Second, let the student take several geographies. Are the maps equally good? Are the pictures equally helpful? What is the order of topics? Is the treatment equally detailed in the various books? Is the attention given to the United States satisfactory both in point of gross volume and in point of details taken up? What is the degree of emphasis on physical geography and on man’s place in the world, that is, on commerce and civilization?
Third, take books in first-year Latin. What emphasis is given to vocabulary, to reading, and to grammar? How do books of this type differ from books on French and German? Is the choice of reading matter in the various books based on the same principle of selection? How far could the books be used by a pupil without a teacher? What is the contribution expected of the teacher; that is, what must the teacher know about Latin more than is given in the book? How are the pages of material related to assignments; that is, are assignments suggested by the text itself?
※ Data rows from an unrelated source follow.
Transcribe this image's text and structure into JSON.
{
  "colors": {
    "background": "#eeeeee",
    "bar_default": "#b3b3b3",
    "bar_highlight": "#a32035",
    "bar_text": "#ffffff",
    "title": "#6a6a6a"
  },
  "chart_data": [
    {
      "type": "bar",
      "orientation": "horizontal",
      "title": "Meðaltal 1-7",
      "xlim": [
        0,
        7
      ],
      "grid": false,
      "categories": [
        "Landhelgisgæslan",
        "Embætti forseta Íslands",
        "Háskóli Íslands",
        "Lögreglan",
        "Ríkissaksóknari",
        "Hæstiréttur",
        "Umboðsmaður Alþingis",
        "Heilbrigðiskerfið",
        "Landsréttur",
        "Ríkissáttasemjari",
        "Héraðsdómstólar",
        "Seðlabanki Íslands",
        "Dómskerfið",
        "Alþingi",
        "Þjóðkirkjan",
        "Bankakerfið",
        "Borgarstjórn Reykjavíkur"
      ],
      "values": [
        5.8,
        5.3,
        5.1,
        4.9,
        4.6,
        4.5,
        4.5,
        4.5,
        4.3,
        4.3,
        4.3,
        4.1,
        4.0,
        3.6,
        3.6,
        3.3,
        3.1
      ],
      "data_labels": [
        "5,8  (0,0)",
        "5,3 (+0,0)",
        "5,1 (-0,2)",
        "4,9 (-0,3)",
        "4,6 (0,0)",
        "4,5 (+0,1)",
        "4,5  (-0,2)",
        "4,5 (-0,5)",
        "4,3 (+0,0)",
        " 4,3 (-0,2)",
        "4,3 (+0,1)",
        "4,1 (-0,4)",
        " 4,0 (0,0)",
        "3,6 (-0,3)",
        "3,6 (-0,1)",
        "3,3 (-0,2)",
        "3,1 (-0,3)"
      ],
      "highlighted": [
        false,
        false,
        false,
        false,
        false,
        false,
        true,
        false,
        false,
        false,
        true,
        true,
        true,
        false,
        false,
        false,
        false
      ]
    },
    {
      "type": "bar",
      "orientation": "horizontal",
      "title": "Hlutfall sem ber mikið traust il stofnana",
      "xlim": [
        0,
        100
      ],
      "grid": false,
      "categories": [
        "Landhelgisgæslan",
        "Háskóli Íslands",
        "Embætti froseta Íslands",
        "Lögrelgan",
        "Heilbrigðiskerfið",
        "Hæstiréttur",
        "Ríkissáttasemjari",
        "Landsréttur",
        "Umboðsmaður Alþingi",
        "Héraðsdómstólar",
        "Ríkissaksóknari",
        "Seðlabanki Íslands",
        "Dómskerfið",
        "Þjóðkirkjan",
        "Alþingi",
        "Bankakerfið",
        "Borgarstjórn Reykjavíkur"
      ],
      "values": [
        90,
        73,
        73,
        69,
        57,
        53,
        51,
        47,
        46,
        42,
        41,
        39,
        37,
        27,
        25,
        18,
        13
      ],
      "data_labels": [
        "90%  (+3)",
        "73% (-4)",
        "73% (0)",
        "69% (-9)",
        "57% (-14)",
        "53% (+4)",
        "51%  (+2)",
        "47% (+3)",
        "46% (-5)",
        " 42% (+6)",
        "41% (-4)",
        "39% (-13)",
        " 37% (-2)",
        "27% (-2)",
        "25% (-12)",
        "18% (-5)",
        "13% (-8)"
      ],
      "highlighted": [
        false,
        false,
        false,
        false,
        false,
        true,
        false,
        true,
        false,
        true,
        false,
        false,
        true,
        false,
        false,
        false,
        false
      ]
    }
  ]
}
Bagley, W. C., and Rugg, H. O. “Content of American History as taught in the Seventh and Eighth Grades.” Bulletin No. 16, School of Education, University of Illinois, 1916.
Minimum Essentials in Elementary-School Subjects. Fourteenth Yearbook of the National Society for the Study of Education, Part I, 1915. The University of Chicago Press. Other types of study than those suggested in the above questions are outlined in this yearbook.
[CHAPTER XV]
STANDARDIZATION
Tests and Measurements of Products
There is a group of recent studies which affect the curriculum and all other phases of school organization so profoundly that a separate chapter must be devoted to an exposition of their character and aims. These are studies which aim to standardize school work through tests, measurements, and exact quantitative descriptions of the products of teaching.
For example, one of the efforts of the elementary school is to teach pupils to write. It is entirely possible after the school has done its work to find out by an examination of the results how well pupils can write. It is never expected that pupils in the second grade will write as well as pupils in the upper grades. In this sense, then, it may be said that the results expected in the second grade are of a lower standard than those expected higher in the school. Furthermore, there is a sharp contrast between rapid writing and slow writing. The pupil who writes one hundred and fifty letters in a minute with a quality or form of letters which is fair exhibits one kind of result, while the pupil who writes only seventy-five letters a minute but shows great regularity in his letters exhibits another kind of result. It is not easy in two cases such as have just been described to determine at once which result is better. It may be that speed should be encouraged in order to secure free, fluent movements even if quality has to be sacrificed for the time being.